Technical information
- Licensing authority: FCC
- Facility ID: 61586
- Class: A
- ERP: 6,000 watts
- HAAT: 22.9 meters (75 ft)
- Transmitter coordinates: 34°13′39.2″N 102°44′11.7″W﻿ / ﻿34.227556°N 102.736583°W

Links
- Public license information: Public file; LMS;

= KMUL-FM =

KMUL-FM (103.1 FM) was a radio station in Muleshoe, Texas, United States. It broadcast from 1966 to 2012 and was last owned by Tallgrass Broadcasting.

==History==
John Burroughs, Leola Randolph, and Gilbert Lamb, the owners of KMUL AM, filed with the Federal Communications Commission on July 28, 1964, to build an FM radio station in Muleshoe. The Federal Communications Commission (FCC) approved the application on June 16, 1965, and a license to cover was requested in February 1966.
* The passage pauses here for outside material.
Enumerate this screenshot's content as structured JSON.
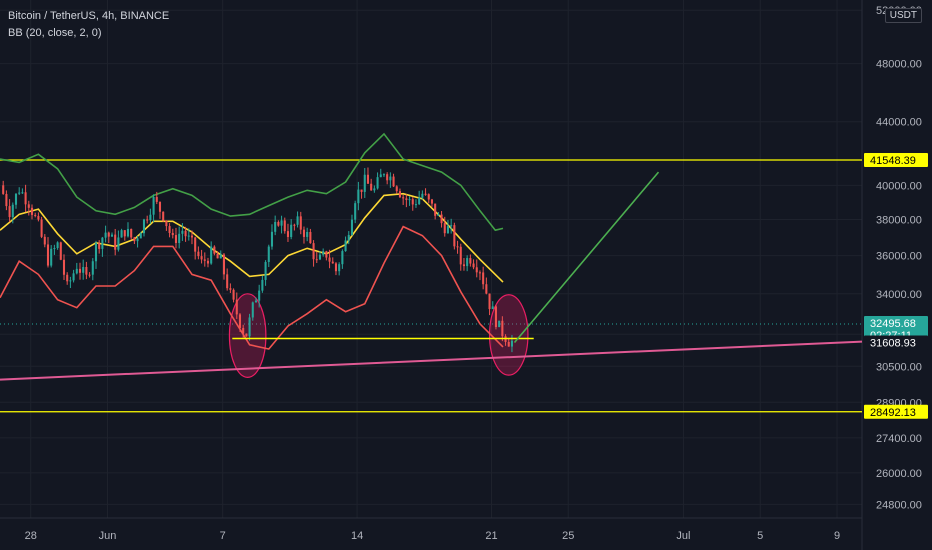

In 2007, the KMUL stations were acquired by Tallgrass Broadcasting, which owned KICA-AM-FM and KKYC serving Clovis, New Mexico. One of the owners in Tallgrass was former TV news anchor and documentarian Bill Kurtis. Tallgrass went into receivership in 2010 after ceasing to pay a loan.

KMUL-FM was taken silent by its receiver on May 1, 2012, for financial reasons. On April 17, 2013, Tallgrass surrendered the broadcast license and informed the FCC that it had no intention to reactivate the facility.